The 98.5 frequency, the first FM station in Greene County, first came into being in early 1988 as a construction permit bearing the WCKL-FM calls as a sister to WCKL. Originally, the plans for the station were to simulcast the popular standards format of WCKL but at some point in 1990 these plans were changed for the 98.5 frequency to go on its own under the new call letters as WQKZ. With those calls, the station would begin testing late that August and on September 6 would sign on with an AOR/CHR a.k.a. Rock 40 format as Power Rock KZ98.5. Being an all-local station outside of signing off overnights and some weekend programming, KZ98.5 did well but given its position as a station in a small, unrated market going against established rivals such as WSPK, WBPM, and WFLY the station began to lose money. In late 1991, Straus Media purchased WCKL and WQKZ. Looking to make the pairing of stations more attractive to advertisers and wanting to cut costs, Straus flipped WQKZ to a hot adult contemporary format as WCTW in February 1992 with the station going to satellite-fed programming outside of mornings which retained Z98.5 morning host Bob Johnson. Straus would later buy the cross-river rivals of WCKL and WCTW, Hudson-based WRVW and WHUC, in early 1995 giving Straus a practical monopoly on radio between Kingston and Albany. This would be followed in July 1996 by Johnson getting a move to afternoons with the syndicated Bob & Sherimorning show coming to the station; in fact, WCTW was their first affiliate in syndication.
Poughkeepsie expansion
In 1998, Poughkeepsie based translator W292CM signed on with a simulcast of WCTW's programming. With nearly no promotion, WCTW showed in the Poughkeepsie ratings in the spring of 1999, nearly tying the full-power WTND, itself a Straus station. Seeing an opportunity, Straus decided to flip WTND to a variation of WCTW under the WCTJ calls that August. W292CM would soon switch to simulcasting sister station WTHN and now relays WDST. The presence of WCTJ was both a blessing and a curse for WCTW. The addition of an audience in a rated market allowed the WCTW end of the Cat stations to work with a larger budget and allowed WCTW to phase out satellite programming given the ability to use such tools as voicetracking.
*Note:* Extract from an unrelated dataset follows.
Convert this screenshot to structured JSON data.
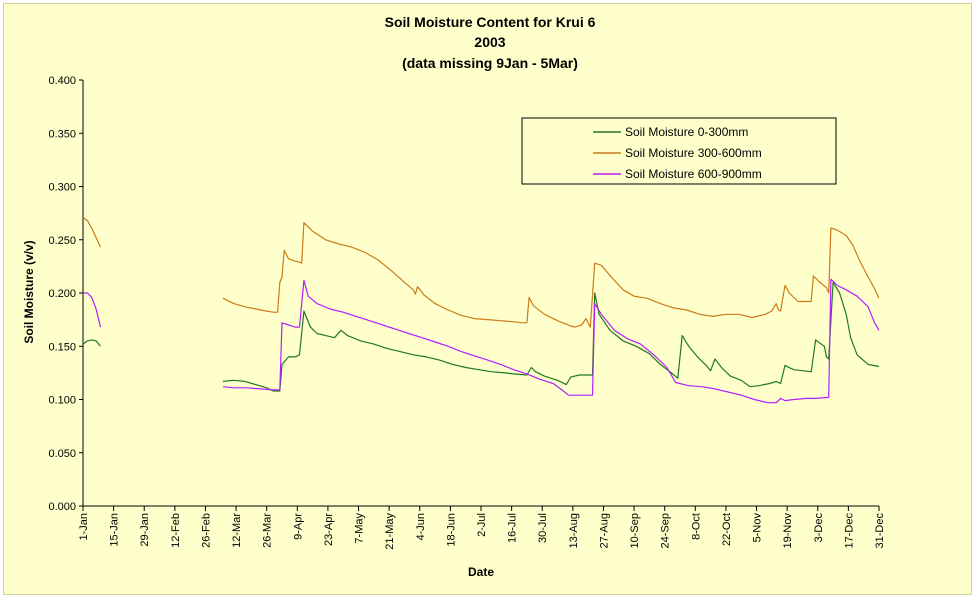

However, the attempt to try to run one station as two became a strain given the distance and differences between the two areas and that air talent was doing double the work with staggered breaks between the two stations. A general glut of Hot AC music in the mid-Hudson Valley did not help matters as well and with Straus's sale to Clear Channel Communications in 2000 the days of the WCTJ part of the simulcast were numbered. WCTW and WCTJ were split in October of that year with WCTJ keeping a frozen, all-automated version of that format until December 23 of that year when it flipped to Rhythmic CHRWPKF.
WCTW post-2000
With the Clear Channel purchase of Straus came the later sale of the Catskill stations to Concord Media, a front company with ties to Clear Channel that existed to warehouse additional stations controlled by Clear Channel. The Clear Channel/Concord combination moved the studios of those stations to a new location in Hudson and, with it, WCTW returned to a mostly-satellite fed format which would remain for the next several years. In April 2005, WCTW would change its format to adult contemporary with the Lite FM branding as part of an expansion of the brand throughout the Hudson Valley in an attempt to compete with Pamal Broadcasting-owned rivals WHUD and WYJB. In May 2009, WCTW reverted to hot adult contemporary, once again under the Cat branding.